Clubs that come through this time of adversity successfully will likely have done so via increased unity with members, the benefits of which will last a lifetime.
Memberships at Royal North Devon, England’s oldest club, normally expire at New Year. The club drew huge plaudits – and no shortage of long-term affinity – by extending current memberships to the end of March 2021.
3. Courses in good condition
Greenkeepers will tell you that having 100-150 golfers on the course each day, all taking divots, making pitchmarks, wheeling trolleys, and walking across your carefully manicured greens, takes a heavy toll on the course. The only time the course normally gets a break from that is when it has to be closed due to frozen or flooded ground, which hardly does it any favours either.
An extended period without any traffic, with decent weather to boot, is providing golf courses with a unique opportunity to recover. Most clubs have been able to keep greenkeepers working during the lockdown, so it shouldn’t take long to get your course in the best condition it has been in for years when the lockdown is lifted.

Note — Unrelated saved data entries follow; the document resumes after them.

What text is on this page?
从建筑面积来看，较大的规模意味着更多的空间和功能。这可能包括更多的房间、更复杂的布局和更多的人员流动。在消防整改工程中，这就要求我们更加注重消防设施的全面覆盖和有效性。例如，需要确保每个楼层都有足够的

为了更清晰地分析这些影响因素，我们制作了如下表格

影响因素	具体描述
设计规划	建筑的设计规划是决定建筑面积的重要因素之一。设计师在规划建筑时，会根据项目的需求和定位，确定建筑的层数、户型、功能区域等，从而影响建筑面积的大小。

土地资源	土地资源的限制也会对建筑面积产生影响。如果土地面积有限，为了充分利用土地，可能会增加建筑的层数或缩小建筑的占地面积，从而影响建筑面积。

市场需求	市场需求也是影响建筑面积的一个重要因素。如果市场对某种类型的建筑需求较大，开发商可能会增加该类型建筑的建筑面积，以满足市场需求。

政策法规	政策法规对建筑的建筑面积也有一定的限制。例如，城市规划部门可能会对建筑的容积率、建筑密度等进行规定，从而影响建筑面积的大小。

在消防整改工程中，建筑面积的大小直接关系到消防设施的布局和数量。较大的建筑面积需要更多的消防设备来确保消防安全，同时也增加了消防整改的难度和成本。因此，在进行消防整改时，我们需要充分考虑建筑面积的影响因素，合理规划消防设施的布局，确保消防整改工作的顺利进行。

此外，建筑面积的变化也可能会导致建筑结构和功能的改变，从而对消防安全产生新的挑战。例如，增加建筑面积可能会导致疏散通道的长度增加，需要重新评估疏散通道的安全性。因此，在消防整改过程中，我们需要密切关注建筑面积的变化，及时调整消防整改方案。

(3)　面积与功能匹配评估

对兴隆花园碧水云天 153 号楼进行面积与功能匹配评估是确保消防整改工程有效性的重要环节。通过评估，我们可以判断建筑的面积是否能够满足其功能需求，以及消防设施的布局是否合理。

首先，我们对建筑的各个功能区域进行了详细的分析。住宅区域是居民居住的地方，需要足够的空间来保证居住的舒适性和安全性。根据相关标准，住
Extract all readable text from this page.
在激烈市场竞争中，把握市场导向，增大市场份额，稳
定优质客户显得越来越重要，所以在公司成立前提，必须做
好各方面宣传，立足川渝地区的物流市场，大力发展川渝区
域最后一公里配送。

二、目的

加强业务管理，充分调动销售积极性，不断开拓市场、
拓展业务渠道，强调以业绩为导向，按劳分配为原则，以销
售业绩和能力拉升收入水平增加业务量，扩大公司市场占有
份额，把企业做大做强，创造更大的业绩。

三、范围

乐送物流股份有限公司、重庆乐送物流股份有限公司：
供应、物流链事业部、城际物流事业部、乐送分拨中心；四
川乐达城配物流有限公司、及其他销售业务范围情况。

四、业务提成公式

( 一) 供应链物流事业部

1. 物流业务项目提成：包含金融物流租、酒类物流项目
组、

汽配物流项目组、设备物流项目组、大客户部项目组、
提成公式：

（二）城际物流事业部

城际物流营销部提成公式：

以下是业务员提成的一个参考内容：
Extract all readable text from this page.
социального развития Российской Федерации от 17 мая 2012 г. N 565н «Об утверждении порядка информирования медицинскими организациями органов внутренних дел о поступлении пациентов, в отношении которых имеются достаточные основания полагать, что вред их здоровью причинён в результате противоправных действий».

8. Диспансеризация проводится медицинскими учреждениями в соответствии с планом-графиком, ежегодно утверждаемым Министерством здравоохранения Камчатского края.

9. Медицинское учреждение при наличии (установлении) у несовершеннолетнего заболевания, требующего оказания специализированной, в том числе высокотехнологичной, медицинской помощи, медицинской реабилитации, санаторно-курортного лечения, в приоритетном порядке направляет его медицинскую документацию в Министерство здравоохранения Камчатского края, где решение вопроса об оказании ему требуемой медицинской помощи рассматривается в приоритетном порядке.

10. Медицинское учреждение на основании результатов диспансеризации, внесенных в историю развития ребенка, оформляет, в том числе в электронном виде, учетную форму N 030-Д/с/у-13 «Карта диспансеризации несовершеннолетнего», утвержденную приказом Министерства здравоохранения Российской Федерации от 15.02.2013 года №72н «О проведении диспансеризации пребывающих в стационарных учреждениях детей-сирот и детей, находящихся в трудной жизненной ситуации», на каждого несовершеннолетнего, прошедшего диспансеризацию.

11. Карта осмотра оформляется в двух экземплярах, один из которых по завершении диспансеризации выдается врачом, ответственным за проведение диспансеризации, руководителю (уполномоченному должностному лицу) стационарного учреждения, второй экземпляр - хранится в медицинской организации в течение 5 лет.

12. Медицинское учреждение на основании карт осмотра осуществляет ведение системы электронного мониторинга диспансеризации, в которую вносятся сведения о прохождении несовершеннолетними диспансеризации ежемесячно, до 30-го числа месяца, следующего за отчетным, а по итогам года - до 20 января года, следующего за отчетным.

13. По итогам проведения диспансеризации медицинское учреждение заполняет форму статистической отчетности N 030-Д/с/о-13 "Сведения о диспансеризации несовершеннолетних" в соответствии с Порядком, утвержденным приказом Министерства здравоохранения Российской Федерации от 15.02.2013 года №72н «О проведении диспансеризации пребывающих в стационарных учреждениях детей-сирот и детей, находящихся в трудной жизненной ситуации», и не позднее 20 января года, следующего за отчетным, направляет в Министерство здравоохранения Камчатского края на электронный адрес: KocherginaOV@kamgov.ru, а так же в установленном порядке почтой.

“We have two staff looking after the course to ensure that it is in the best condition possible when we return,” says Neal Milton, General Manager at Sheringham GC.
As a result, your golf course will likely look better than ever when you eventually get to play it again, and not just because absence makes the heart grow fonder.
4. Newfound appreciation for golf
Whether the course is better than ever or not, most of us will enjoy golf more than ever after an imposed hiatus. Golf is a sport we all love but too often take for granted. You wait all week for your Saturday round, then spend four hours trudging miserably round the course because you’re slicing your driver and chunking your irons. But, in the grand scheme of things, isn’t a bad day on the golf course better than a good day in lockdown?
It may not last forever, but expect all golfers to appreciate how lucky they are to be out there playing when we are free to do so again. Being stuck behind a slow fourball or posting a score that results in a handicap increase won’t seem like the end of the world after having no golf at all for so long.
“I never thought I’d miss golf as much as I do,” says Shane Lowry. “I knew I’d miss competing, but I even just miss the peace and tranquillity of an evening nine holes with friends. Fingers crossed this is all over soon.”
5. Seize the day
Such a life-changing event has caused people across the globe to reflect on what’s important. Most will never look at things quite the same way again.
When we’re free from the clutches of Covid-19, why not go and play the course that’s always been top of your bucket list? If you’ve always wanted to get custom fitted clubs, get them.
Whether it’s going to watch the Masters, taking the golf trip of a lifetime, or just a round with a family member you don’t see often enough, we hope the last few months will encourage you to make hay while the sun shines and the course is open.